To Kill a Mockingbird, by Harper Lee
I love this book. I’m not alone in this adoration though. In fact, I think this book has pretty much been deemed the best book of the twentieth century.
Scout, the narrator, and her older brother Jem are the children of Atticus Finch. Their mother died years ago, so they’ve been raised by Atticus and by Calpurnia, the black maid. Scout and Jem are generally carefree children living in Maycomb, Alabama during the Depression. They spend their summers adventuring with their friend Dill and trying to get Boo Radley, the neighborhood recluse, to come out of his house. Things change, though, when Atticus, an attorney, agrees to defend a black man charged with raping a white woman.

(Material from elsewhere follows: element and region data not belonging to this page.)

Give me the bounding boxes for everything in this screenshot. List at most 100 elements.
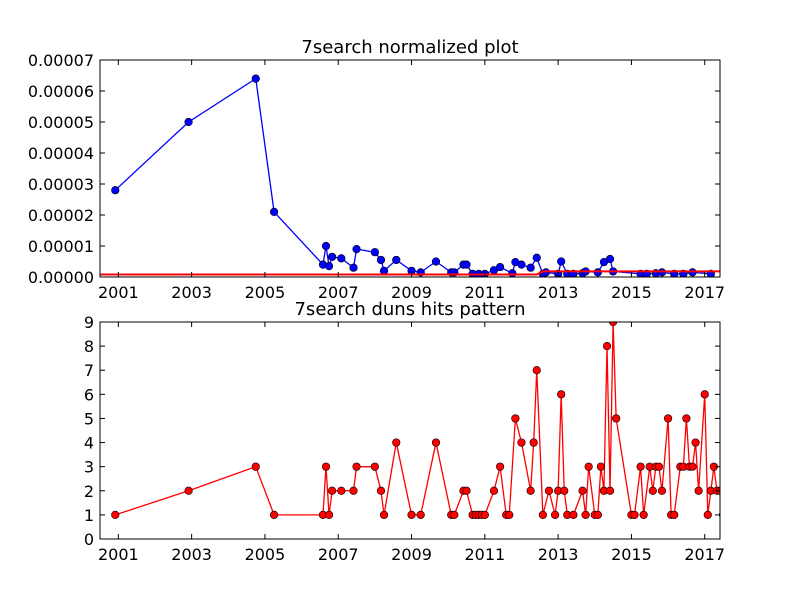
duns-hits-data-point	[349, 486, 358, 495]
duns-hits-data-point	[450, 510, 459, 519]
duns-hits-x-tick-label: 2003	[171, 545, 212, 564]
duns-hits-data-point	[379, 510, 389, 519]
normalized-plot-data-point	[370, 248, 379, 257]
duns-hits-data-point	[682, 414, 691, 423]
normalized-plot-data-point	[352, 245, 361, 254]
normalized-plot-x-tick-label: 2007	[318, 283, 359, 302]
duns-hits-data-point	[569, 510, 578, 519]
duns-hits-data-point	[407, 510, 416, 519]
normalized-plot-data-point	[508, 269, 517, 277]
normalized-plot-data-point	[526, 263, 535, 272]
duns-hits-data-point	[596, 462, 605, 471]
normalized-plot-y-tick-label: 0.00002	[28, 206, 94, 225]
duns-hits-y-tick-label: 7	[84, 361, 94, 380]
normalized-plot-x-tick-label: 2001	[98, 283, 139, 302]
duns-hits-data-point	[602, 342, 612, 351]
duns-hits-chart: 2001 2003 2005 2007 2009 2011 2013 2015 2017 0 1 2 3…	[84, 299, 725, 564]
duns-hits-data-point	[489, 486, 499, 495]
normalized-plot-data-point	[392, 255, 401, 265]
normalized-plot-x-tick-label: 2013	[538, 283, 579, 302]
duns-hits-data-point	[654, 462, 664, 471]
duns-hits-data-point	[251, 462, 260, 471]
duns-hits-x-tick-label: 2013	[538, 545, 579, 564]
normalized-plot-y-tick-label: 0.00003	[28, 175, 94, 194]
normalized-plot-data-point	[328, 252, 337, 261]
duns-hits-data-point	[605, 486, 615, 495]
duns-hits-data-point	[328, 486, 337, 495]
duns-hits-axes-frame	[99, 321, 721, 540]
duns-hits-data-point	[557, 390, 566, 399]
normalized-plot-title: 7search normalized plot	[301, 37, 518, 58]
duns-hits-data-point	[376, 486, 386, 495]
normalized-plot-x-tick-label: 2005	[245, 283, 286, 302]
duns-hits-data-point	[688, 462, 697, 471]
duns-hits-data-point	[496, 462, 505, 471]
duns-hits-y-tick-label: 1	[84, 506, 94, 525]
duns-hits-x-tick-label: 2017	[684, 545, 725, 564]
normalized-plot-data-point	[337, 254, 346, 263]
normalized-plot-data-point	[269, 207, 279, 216]
duns-hits-data-point	[700, 390, 709, 399]
duns-hits-y-tick-label: 9	[84, 313, 94, 332]
duns-hits-data-point	[648, 486, 657, 495]
normalized-plot-x-tick-label: 2015	[611, 283, 652, 302]
duns-hits-x-tick-label: 2007	[318, 545, 359, 564]
duns-hits-plot-area	[111, 322, 720, 519]
normalized-plot-chart: 2001 2003 2005 2007 2009 2011 2013 2015 2017 0.00…	[28, 37, 725, 302]
normalized-plot-x-tick-label: 2017	[684, 283, 725, 302]
duns-hits-data-point	[462, 486, 471, 495]
normalized-plot-data-point	[321, 241, 331, 251]
normalized-plot-data-point	[184, 117, 193, 127]
duns-hits-data-point	[480, 510, 489, 519]
normalized-plot-x-tick-label: 2003	[171, 283, 212, 302]
duns-hits-data-point	[612, 414, 621, 423]
duns-hits-data-point	[416, 510, 425, 519]
duns-hits-data-point	[657, 486, 667, 495]
normalized-plot-data-point	[431, 257, 441, 266]
normalized-plot-data-point	[111, 186, 120, 195]
duns-hits-x-tick-label: 2005	[245, 545, 286, 564]
normalized-plot-axes-frame	[99, 59, 721, 278]
duns-hits-x-tick-label: 2001	[98, 545, 139, 564]
normalized-plot-y-tick-label: 0.00006	[28, 82, 94, 101]
duns-hits-data-point	[352, 462, 361, 471]
duns-hits-data-point	[517, 438, 526, 447]
duns-hits-data-point	[370, 462, 379, 471]
duns-hits-y-tick-label: 2	[84, 482, 94, 501]
duns-hits-y-tick-label: 5	[84, 409, 94, 428]
duns-hits-title: 7search duns hits pattern	[294, 299, 525, 320]
normalized-plot-data-point	[379, 266, 389, 275]
duns-hits-y-tick-label: 6	[84, 385, 94, 404]
normalized-plot-y-tick-label: 0.00005	[28, 113, 94, 132]
duns-hits-data-point	[578, 486, 587, 495]
duns-hits-data-point	[593, 510, 602, 519]
duns-hits-series-line	[115, 322, 720, 516]
duns-hits-data-point	[532, 366, 541, 375]
normalized-plot-x-tick-label: 2009	[391, 283, 432, 302]
duns-hits-y-tick-label: 0	[84, 530, 94, 549]
duns-hits-data-point	[544, 486, 554, 495]
duns-hits-data-point	[694, 486, 703, 495]
duns-hits-data-point	[111, 510, 120, 519]
normalized-plot-y-tick-label: 0.00004	[28, 144, 94, 163]
duns-hits-data-point	[431, 438, 441, 447]
normalized-plot-data-point	[376, 255, 386, 265]
duns-hits-x-tick-label: 2009	[391, 545, 432, 564]
normalized-plot-data-point	[605, 254, 615, 264]
duns-hits-data-point	[321, 462, 331, 471]
duns-hits-data-point	[538, 510, 547, 519]
duns-hits-x-tick-label: 2015	[611, 545, 652, 564]
duns-hits-data-point	[581, 510, 590, 519]
duns-hits-data-point	[584, 462, 593, 471]
duns-hits-data-point	[560, 486, 569, 495]
duns-hits-data-point	[184, 486, 193, 495]
duns-hits-data-point	[550, 510, 560, 519]
duns-hits-data-point	[505, 510, 514, 519]
duns-hits-data-point	[337, 486, 346, 495]
duns-hits-data-point	[269, 510, 279, 519]
normalized-plot-data-point	[557, 257, 566, 266]
duns-hits-y-tick-label: 3	[84, 458, 94, 477]
duns-hits-data-point	[324, 510, 334, 519]
duns-hits-y-tick-label: 8	[84, 337, 94, 356]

There is nary a misstep in this book. The characters are unbelievably well written and fleshed out. Lee slowly creates this town full of people with, what at first seem to be, random tidbits. It all builds and comes together in several climatic scenes. As an attorney , I particularly appreciate the portrayal of Atticus and the realistic courtroom scenes. Here’s a line from his closing statement at the trial:
The witnesses for the state.have presented themselves to you gentlemen, to this court, in the cynical confidence that their testimony would not be doubted, confident that you gentlemen would go along with them on the assumption-the evil assumption-that all Negroes lie, that all Negroes are basically immoral beings, that all Negro men are not to be trusted around our women, an assumption one associates with minds of their caliber. Which, gentlemen, we know is in itself a lie as black as Tom Robinson’s skin, a lie I do not have to point out to you. You know the truth, the truth is this: some Negroes lie, some Negroes are immoral, some Negro men cannot be trusted around women, black or white. But this is a truth that applies to the human race and to no particular race of men.
While I read this book as a child in school like most people, I think adults should read or reread this book at regular intervals. I appreciated the writing and the themes and the characters so much more this time around, and I’ll probably appreciate them more as I get older. Such a book is truly a classic.